John Harrison, inventor of the chronometer, was born on this day in 1693.
In 1714, the British government declared prize money to be given to whoever could figure out how to find ships' position at sea. Most of those who sought the prize believed that the answer lay in celestial navigation; Harrison found the solution with the marine chronometer -- a sturdy, reliable clock. The clock would be set to London time, and the navigator would check the time when the sun was at noon 'locally.' This allowed the navigator to see how far away he was from London, because the sun moves 15 degrees of longitude per hour. After the Board of Longitude refused to give Harrison the full prize, King George III himself tested "Harrison 5" (the fifth model of the chronometer) and found it extremely reliable. The king supported Harrison's petition and threatened to chew out Parliament.
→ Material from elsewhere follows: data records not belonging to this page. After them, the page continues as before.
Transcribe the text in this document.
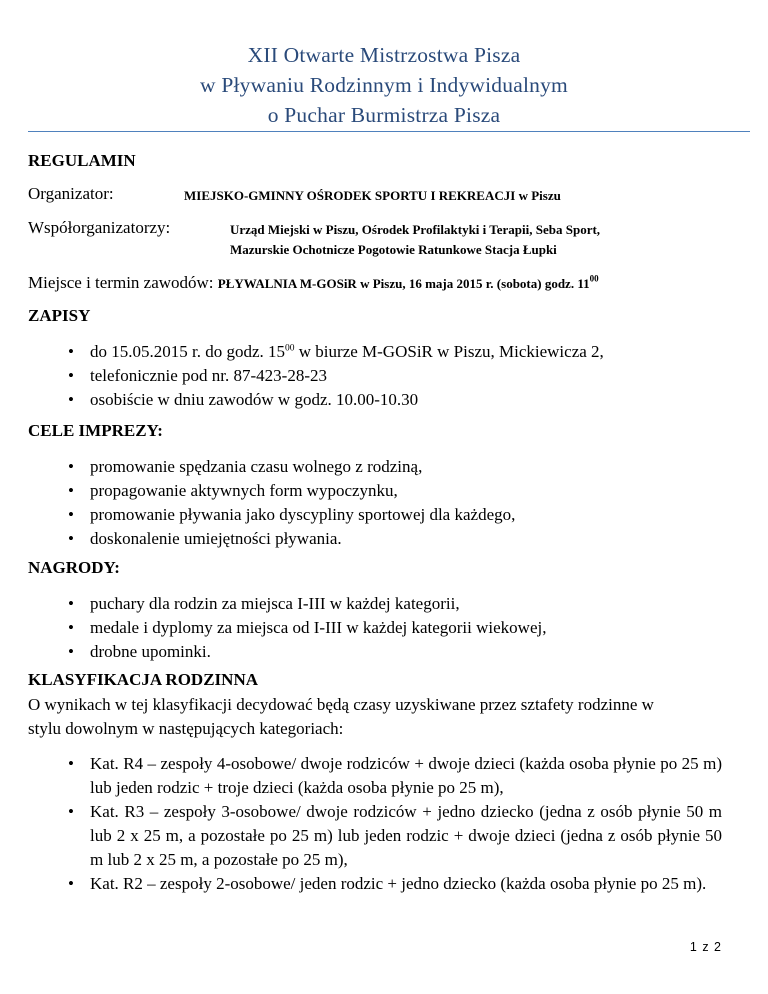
XII Otwarte Mistrzostwa Pisza
w Pływaniu Rodzinnym i Indywidualnym
o Puchar Burmistrza Pisza
REGULAMIN
Organizator:	MIEJSKO-GMINNY OŚRODEK SPORTU I REKREACJI w Piszu
Współorganizatorzy:	Urząd Miejski w Piszu, Ośrodek Profilaktyki i Terapii, Seba Sport,
Mazurskie Ochotnicze Pogotowie Ratunkowe Stacja Łupki
Miejsce i termin zawodów: PŁYWALNIA M-GOSiR w Piszu, 16 maja 2015 r. (sobota) godz. $11^{00}$
ZAPISY
• do 15.05.2015 r. do godz. $15^{00}$ w biurze M-GOSiR w Piszu, Mickiewicza 2,
• telefonicznie pod nr. 87-423-28-23
• osobiście w dniu zawodów w godz. 10.00-10.30
CELE IMPREZY:
• promowanie spędzania czasu wolnego z rodziną,
• propagowanie aktywnych form wypoczynku,
• promowanie pływania jako dyscypliny sportowej dla każdego,
• doskonalenie umiejętności pływania.
NAGRODY:
• puchary dla rodzin za miejsca I-III w każdej kategorii,
• medale i dyplomy za miejsca od I-III w każdej kategorii wiekowej,
• drobne upominki.
KLASYFIKACJA RODZINNA
O wynikach w tej klasyfikacji decydować będą czasy uzyskiwane przez sztafety rodzinne w
stylu dowolnym w następujących kategoriach:
• Kat. R4 – zespoły 4-osobowe/ dwoje rodziców + dwoje dzieci (każda osoba płynie po 25 m) lub jeden rodzic + troje dzieci (każda osoba płynie po 25 m),
• Kat. R3 – zespoły 3-osobowe/ dwoje rodziców + jedno dziecko (jedna z osób płynie 50 m lub 2 x 25 m, a pozostałe po 25 m) lub jeden rodzic + dwoje dzieci (jedna z osób płynie 50 m lub 2 x 25 m, a pozostałe po 25 m),
• Kat. R2 – zespoły 2-osobowe/ jeden rodzic + jedno dziecko (każda osoba płynie po 25 m).
1 z 2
Harrison got the prize money when he was in his eighties, and even then it wasn't the full amount. Fortunately, he received money from the Board and Parliament throughout the years for research and development. You can read more about Harrison and the clock in Dana Sobel's Longitude; I read this book for my science fair project about the topic in seventh grade, and I really like it.
The marine chronometer. One of the most important instruments in the history of navigation. Captain Cook took a copy of H4 on his voyages. Also cool - there was a copy on the HMS Bounty.
Also, the Quartering Act was passed today in 1765. As this amusing article in the Onion suggests, since the American Revolution, we have been terribly successful in our struggle against British soldiers seeking to be quartered.